Chicago, Dec. 22 – QTS Realty Trust, Inc. operating partnership QualityTech, LP obtained a $100 million five-year term loan and $550 million four-year unsecured revolving credit facility, according to an 8-K filing with the Securities and Exchange Commission.

The company entered into an amended and restated credit agreement on Dec. 17 with KeyBanc Capital Markets Inc. as lead arranger and book manager.

KeyBank NA is the agent; Bank of America, NA is the co-syndication agent; Deutsche Bank AG New York Branch is the co-syndication agent; and Regions Bank is the co-syndication agent.

Interest initially will be Libor plus 170 basis points for the revolving loans, with a spread of Libor plus 170 bps to 225 bps based on leverage.

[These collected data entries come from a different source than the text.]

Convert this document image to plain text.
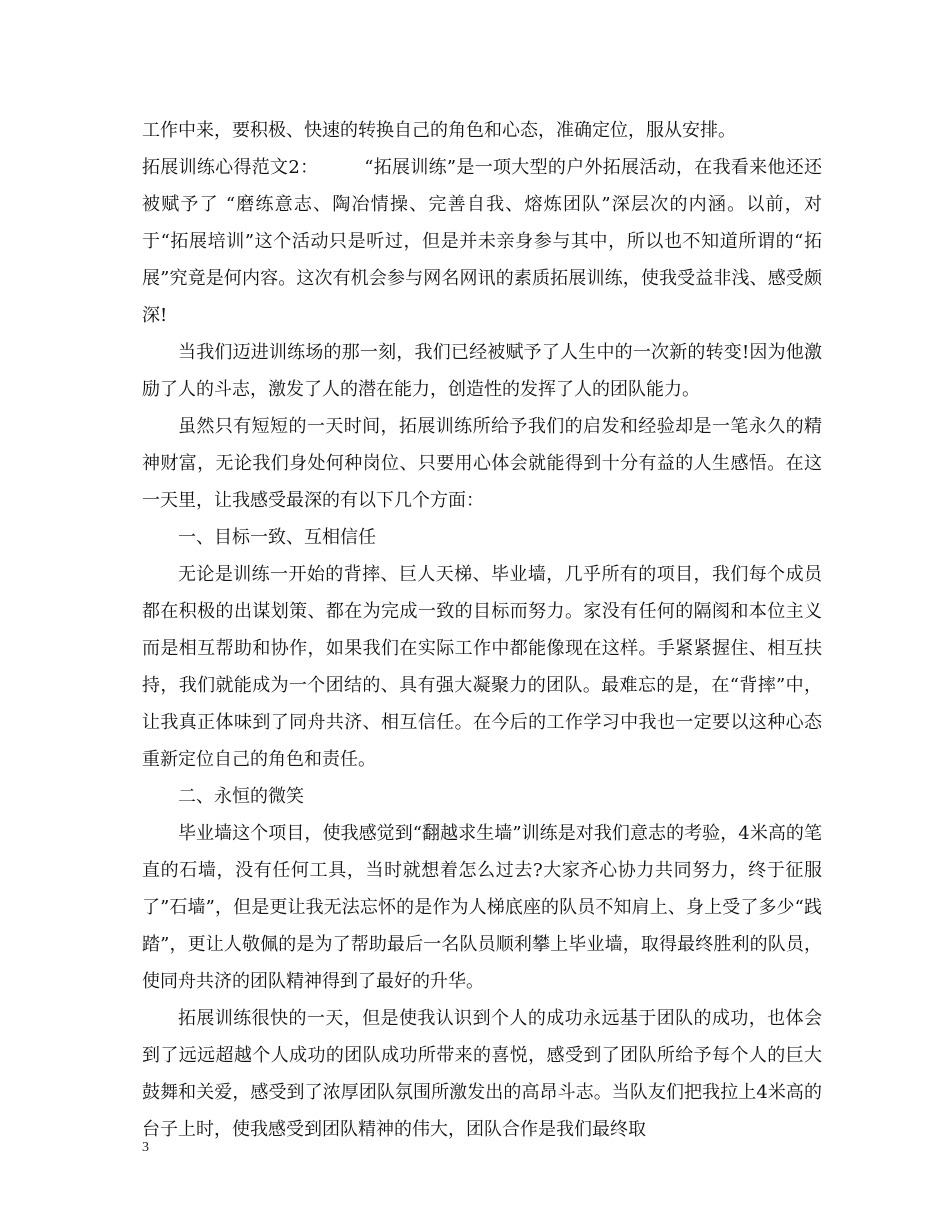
工作中来，要积极、快速的转换自己的角色和心态，准确定位，服从安排。

拓展训练心得范文2：　　　“拓展训练”是一项大型的户外拓展活动，在我看来他还还被赋予了 “磨练意志、陶冶情操、完善自我、熔炼团队”深层次的内涵。以前，对于“拓展培训”这个活动只是听过，但是并未亲身参与其中，所以也不知道所谓的“拓展”究竟是何内容。这次有机会参与网名网讯的素质拓展训练，使我受益非浅、感受颇深!

当我们迈进训练场的那一刻，我们已经被赋予了人生中的一次新的转变!因为他激励了人的斗志，激发了人的潜在能力，创造性的发挥了人的团队能力。

虽然只有短短的一天时间，拓展训练所给予我们的启发和经验却是一笔永久的精神财富，无论我们身处何种岗位、只要用心体会就能得到十分有益的人生感悟。在这一天里，让我感受最深的有以下几个方面：

一、目标一致、互相信任

无论是训练一开始的背摔、巨人天梯、毕业墙，几乎所有的项目，我们每个成员都在积极的出谋划策、都在为完成一致的目标而努力。家没有任何的隔阂和本位主义而是相互帮助和协作，如果我们在实际工作中都能像现在这样。手紧紧握住、相互扶持，我们就能成为一个团结的、具有强大凝聚力的团队。最难忘的是，在“背摔”中，让我真正体味到了同舟共济、相互信任。在今后的工作学习中我也一定要以这种心态重新定位自己的角色和责任。

二、永恒的微笑

毕业墙这个项目，使我感觉到“翻越求生墙”训练是对我们意志的考验，4米高的笔直的石墙，没有任何工具，当时就想着怎么过去?大家齐心协力共同努力，终于征服了”石墙”，但是更让我无法忘怀的是作为人梯底座的队员不知肩上、身上受了多少“践踏”，更让人敬佩的是为了帮助最后一名队员顺利攀上毕业墙，取得最终胜利的队员，使同舟共济的团队精神得到了最好的升华。

拓展训练很快的一天，但是使我认识到个人的成功永远基于团队的成功，也体会到了远远超越个人成功的团队成功所带来的喜悦，感受到了团队所给予每个人的巨大鼓舞和关爱，感受到了浓厚团队氛围所激发出的高昂斗志。当队友们把我拉上4米高的台子上时，使我感受到团队精神的伟大，团队合作是我们最终取

3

For the term loan, interest initially will be Libor plus 165 bps, with the margin ranging from Libor plus 165 bps to 220 bps.

As of Dec. 17, the weighted average interest rate was 1.86% for revolving credit loans and 1.81% for term loans.

The term loan matures on Dec. 17, 2019, and the revolver matures on Dec. 17, 2018, with the option to extend until Dec. 17, 2019.

The unsecured facility may be increased to up to $850 million with lender commitments. The lenders may issue up to $30 million in letters of credit.

As of Dec. 17, the term loan was fully funded and $139.8 million was outstanding under the revolver.

Additional loan terms

The availability under the revolver is the lesser of (a) $550 million; (b) 60% of the unencumbered asset pool capitalized value; (c) the amount resulting in an unencumbered asset pool debt service ratio of 1.7 times; and (d) the amount resulting in an unencumbered asset pool debt yield of 14%.

The outstanding principal balance of the loans and letter of credit liabilities cannot exceed the unencumbered asset pool availability.

In addition, the covenants require:

• A minimum fixed-charge coverage ratio of 1.7 times for the prior two most recently ended calendar quarters;

• A maximum debt to gross asset value ratio of 60%;

• Tangible net worth cannot be less than the sum of $645 million plus 85% of the net proceeds from any future equity offerings;

• Unhedged variable-rate debt cannot exceed 35% of gross asset value; and

• A maximum distribution payout ratio of the greater of (a) 95% of the company’s funds from operations; and (b) the amount required for the company to qualify as a REIT.

QTS is a provider of data center solutions and fully managed services for enterprise businesses and is based in Overland Park, Kan.